The latest inspections by the Michigan State Police have cataloged problems in the state's school bus fleet.

And according to Francis Donnelley of the Detroit News "small, rural school districts were experiencing the most problems with their buses during the 2013-14 school year."

According to the "School Bus Inspection Results for School Year 2014" issued by the Michigan State Police, 1,739 buses out of the 16,984 in the state's fleet failed inspection.

Some counties had worse records than others. 

  • In Mason County Central, 13 of 18 buses failed inspection.
  • In Ubly Community Schools in the Michigan Thumb, 9 of 12 failed.
  • In Vestaburg Community Schools in central Michigan, 9 of 9 buses failed.

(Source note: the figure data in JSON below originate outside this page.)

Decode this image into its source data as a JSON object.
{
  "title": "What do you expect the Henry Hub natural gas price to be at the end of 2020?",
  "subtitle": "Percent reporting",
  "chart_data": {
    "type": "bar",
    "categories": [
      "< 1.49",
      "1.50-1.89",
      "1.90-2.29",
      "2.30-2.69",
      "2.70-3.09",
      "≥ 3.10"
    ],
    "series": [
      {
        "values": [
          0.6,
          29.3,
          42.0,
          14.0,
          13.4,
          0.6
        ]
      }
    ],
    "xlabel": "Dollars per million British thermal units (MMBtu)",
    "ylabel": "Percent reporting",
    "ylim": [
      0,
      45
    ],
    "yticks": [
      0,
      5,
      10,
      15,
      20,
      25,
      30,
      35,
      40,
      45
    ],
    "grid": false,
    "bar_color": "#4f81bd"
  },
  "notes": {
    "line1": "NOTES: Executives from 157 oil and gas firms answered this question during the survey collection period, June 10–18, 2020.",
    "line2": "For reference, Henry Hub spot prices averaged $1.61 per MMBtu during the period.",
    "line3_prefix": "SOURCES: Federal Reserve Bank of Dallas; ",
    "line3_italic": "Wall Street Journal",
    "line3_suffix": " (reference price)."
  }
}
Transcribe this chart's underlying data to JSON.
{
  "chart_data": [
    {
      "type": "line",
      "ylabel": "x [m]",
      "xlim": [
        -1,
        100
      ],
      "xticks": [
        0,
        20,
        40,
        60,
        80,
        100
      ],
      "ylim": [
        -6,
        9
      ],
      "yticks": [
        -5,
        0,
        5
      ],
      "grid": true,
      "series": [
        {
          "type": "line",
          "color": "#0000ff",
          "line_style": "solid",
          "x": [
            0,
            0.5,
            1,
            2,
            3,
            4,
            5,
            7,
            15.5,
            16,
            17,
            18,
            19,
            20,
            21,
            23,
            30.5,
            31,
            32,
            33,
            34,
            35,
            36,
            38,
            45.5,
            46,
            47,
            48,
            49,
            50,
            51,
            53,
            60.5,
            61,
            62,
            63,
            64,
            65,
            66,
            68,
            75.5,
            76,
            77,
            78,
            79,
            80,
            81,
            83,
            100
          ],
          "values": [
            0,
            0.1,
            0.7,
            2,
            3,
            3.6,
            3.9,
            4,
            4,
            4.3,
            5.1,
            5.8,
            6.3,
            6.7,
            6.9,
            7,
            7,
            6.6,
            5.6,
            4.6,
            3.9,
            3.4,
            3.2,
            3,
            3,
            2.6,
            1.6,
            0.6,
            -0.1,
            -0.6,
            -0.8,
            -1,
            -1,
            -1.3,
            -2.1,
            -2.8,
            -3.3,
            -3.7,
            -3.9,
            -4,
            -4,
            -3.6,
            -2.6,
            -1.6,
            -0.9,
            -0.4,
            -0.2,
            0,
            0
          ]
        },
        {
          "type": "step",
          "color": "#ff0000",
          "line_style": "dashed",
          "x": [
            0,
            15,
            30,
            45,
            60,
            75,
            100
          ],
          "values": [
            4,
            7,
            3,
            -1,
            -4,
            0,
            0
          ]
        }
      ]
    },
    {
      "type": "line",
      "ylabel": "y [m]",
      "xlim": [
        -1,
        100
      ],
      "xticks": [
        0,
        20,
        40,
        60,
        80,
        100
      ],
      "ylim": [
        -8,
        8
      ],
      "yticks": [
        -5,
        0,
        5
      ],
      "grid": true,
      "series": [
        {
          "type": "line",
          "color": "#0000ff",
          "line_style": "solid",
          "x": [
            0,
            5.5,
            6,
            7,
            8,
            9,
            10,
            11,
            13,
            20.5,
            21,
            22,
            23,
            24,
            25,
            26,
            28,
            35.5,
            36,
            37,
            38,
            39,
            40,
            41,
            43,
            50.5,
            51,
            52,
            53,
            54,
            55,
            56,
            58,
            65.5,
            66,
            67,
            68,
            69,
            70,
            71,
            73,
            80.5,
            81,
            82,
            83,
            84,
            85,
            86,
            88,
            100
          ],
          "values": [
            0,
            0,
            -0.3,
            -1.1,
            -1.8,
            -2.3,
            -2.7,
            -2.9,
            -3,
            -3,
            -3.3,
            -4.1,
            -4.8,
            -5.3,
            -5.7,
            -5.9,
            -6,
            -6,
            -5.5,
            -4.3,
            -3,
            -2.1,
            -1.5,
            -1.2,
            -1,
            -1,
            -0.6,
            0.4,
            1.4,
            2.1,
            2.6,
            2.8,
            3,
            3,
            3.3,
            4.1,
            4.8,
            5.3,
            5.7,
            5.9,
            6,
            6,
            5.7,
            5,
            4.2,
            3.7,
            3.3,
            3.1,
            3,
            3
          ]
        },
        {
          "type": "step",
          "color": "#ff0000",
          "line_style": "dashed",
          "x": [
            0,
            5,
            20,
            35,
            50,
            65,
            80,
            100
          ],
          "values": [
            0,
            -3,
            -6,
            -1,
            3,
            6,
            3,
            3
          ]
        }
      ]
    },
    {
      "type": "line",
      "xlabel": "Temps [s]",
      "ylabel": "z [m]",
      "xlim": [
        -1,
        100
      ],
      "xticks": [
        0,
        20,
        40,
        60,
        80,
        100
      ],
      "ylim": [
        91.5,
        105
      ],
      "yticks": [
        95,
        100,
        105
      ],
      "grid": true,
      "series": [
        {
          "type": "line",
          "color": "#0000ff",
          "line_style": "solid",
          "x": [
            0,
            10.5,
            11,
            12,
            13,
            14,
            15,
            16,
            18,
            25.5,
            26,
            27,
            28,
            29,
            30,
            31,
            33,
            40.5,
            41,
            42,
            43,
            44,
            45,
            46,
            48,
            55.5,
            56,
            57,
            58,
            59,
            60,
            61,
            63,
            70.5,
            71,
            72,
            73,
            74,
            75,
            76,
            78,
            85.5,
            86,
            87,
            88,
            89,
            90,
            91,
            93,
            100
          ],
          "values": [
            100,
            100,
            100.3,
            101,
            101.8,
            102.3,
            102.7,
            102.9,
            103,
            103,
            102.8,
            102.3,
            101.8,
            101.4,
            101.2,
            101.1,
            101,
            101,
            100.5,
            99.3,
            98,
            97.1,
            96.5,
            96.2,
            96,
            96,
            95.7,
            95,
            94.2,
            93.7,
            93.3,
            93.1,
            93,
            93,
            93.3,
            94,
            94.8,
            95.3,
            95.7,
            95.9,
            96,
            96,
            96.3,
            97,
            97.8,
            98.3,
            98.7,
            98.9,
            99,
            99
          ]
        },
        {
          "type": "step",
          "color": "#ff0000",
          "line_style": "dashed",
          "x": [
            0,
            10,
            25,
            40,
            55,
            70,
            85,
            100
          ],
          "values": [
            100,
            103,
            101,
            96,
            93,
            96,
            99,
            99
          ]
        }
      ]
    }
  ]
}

Inspected buses were given a rating of "Red", "Yellow" or "Pass". As defined by the Michigan State Police:

The "RED" column indicates that during the inspection procedure, these buses were found to be in an unsafe condition. Michigan law requires the repair of all red tag items before placing that bus back into passenger service. The "YELLOW" column indicates the number of school buses found in an unsatisfactory condition, but are safe for operation. These school buses by law must be repaired within 60 days of the original inspection date. The "PASS" column indicates the total number of school buses that are considered to be in satisfactory condition.

Statewide, the number of buses that did not receive a "Pass" rating rose from 7.6% in 2011-12 to 9.5% in 2012-13 and 10.2% in 2013-14, according to the News.

A state police official discounted the increases, however, saying the failure rate rises and falls indiscriminately as school districts replenish their fleets.

Randy Coplin, the assistant commander of the commercial vehicle enforcement division, says "the trend is cyclic."

Coplin notes that possible reasons for the difference between urban and rural districts, besides the age of buses, could be a school system's budget, and the quality of roads and mechanics.